Ad oggi comunque ci sono solamente degli studi di fattibilità e nulla è ancora stato fatto. Il progetto dovrebbe prevedere una struttura sospesa da circa 500 metri, posizionato a un’altitudine di 1.360 metri, in grado di mettere in collegamento i due versanti della Val Grande: la passerella metterebbe in comunicazione Gusà e la località Glant.
Il risultato del referendum tuttavia testimonia lo stato d’animo della popolazione, divisa in un’aspra polemica.

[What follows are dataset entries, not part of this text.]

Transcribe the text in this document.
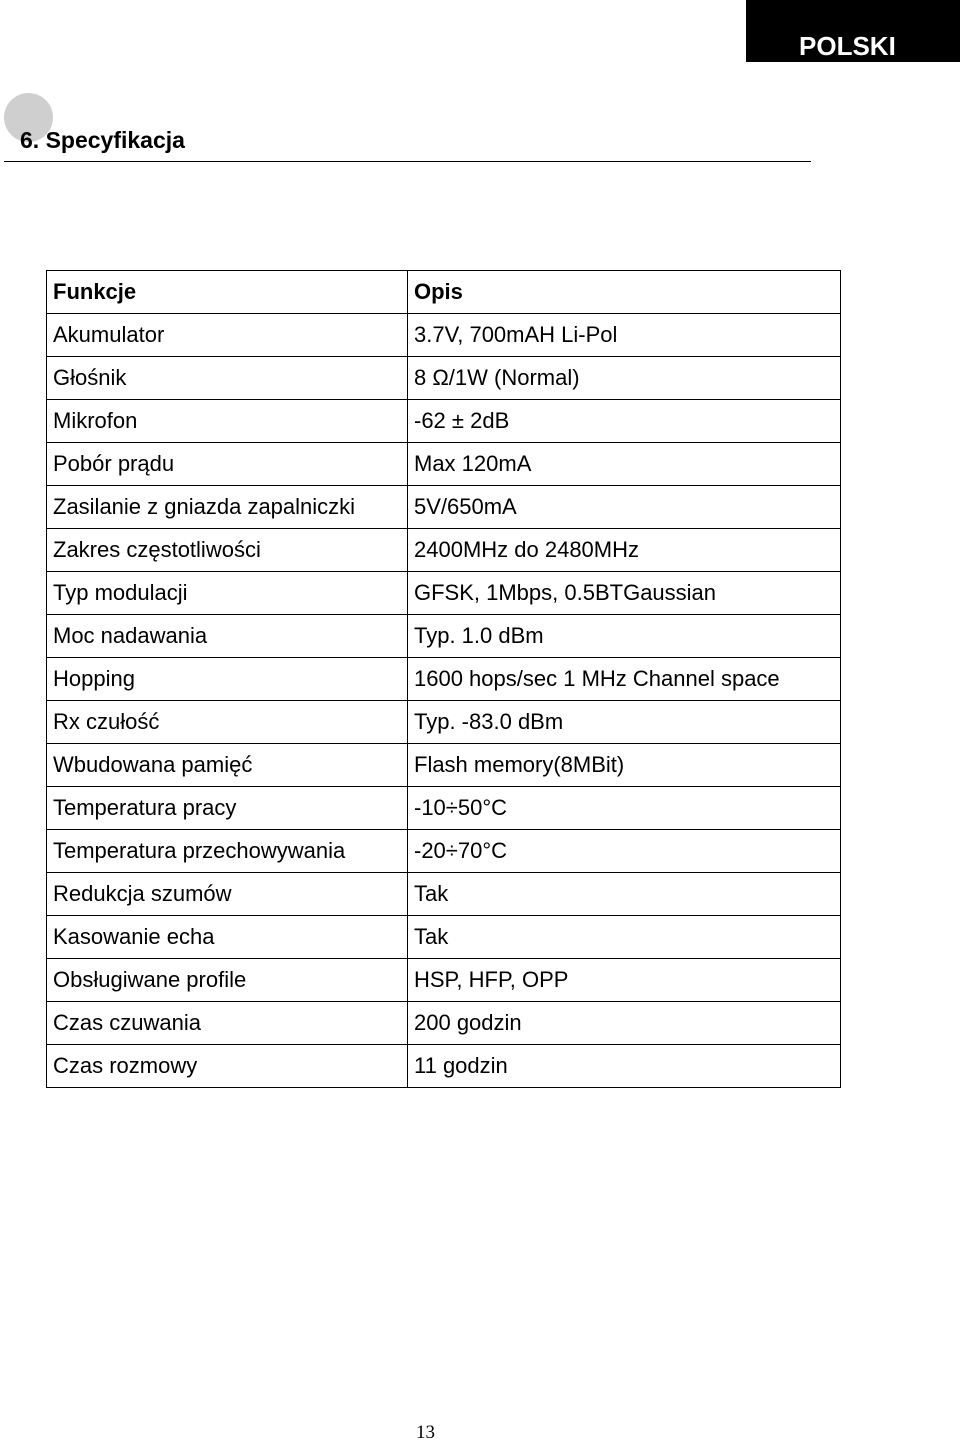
POLSKI
6. Specyfikacja
Funkcje	Opis
Akumulator	3.7V, 700mAH Li-Pol
Głośnik	8 Ω/1W (Normal)
Mikrofon	-62 ± 2dB
Pobór prądu	Max 120mA
Zasilanie z gniazda zapalniczki	5V/650mA
Zakres częstotliwości	2400MHz do 2480MHz
Typ modulacji	GFSK, 1Mbps, 0.5BTGaussian
Moc nadawania	Typ. 1.0 dBm
Hopping	1600 hops/sec 1 MHz Channel space
Rx czułość	Typ. -83.0 dBm
Wbudowana pamięć	Flash memory(8MBit)
Temperatura pracy	-10÷50°C
Temperatura przechowywania	-20÷70°C
Redukcja szumów	Tak
Kasowanie echa	Tak
Obsługiwane profile	HSP, HFP, OPP
Czas czuwania	200 godzin
Czas rozmowy	11 godzin
13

Non solo per i costi del Ponte (circa 2 milioni di euro, di cui circa 1 milione finanziato dall'Accordo quadro di programma del Parco dello Stelvio, 500mila euro da reperire e altri 500mila a carico del Comune).
A non piacere è ovviamente l’impatto ambientale non giustificabile che il Ponte Tibetano – che molti definiscono l'ennesimo ecomostro sulla Alpi – potrebbe avere sull’intesa Valle. E quella che molti definiscono una totale mancanza di una visione realistica di un futuro sostenibile.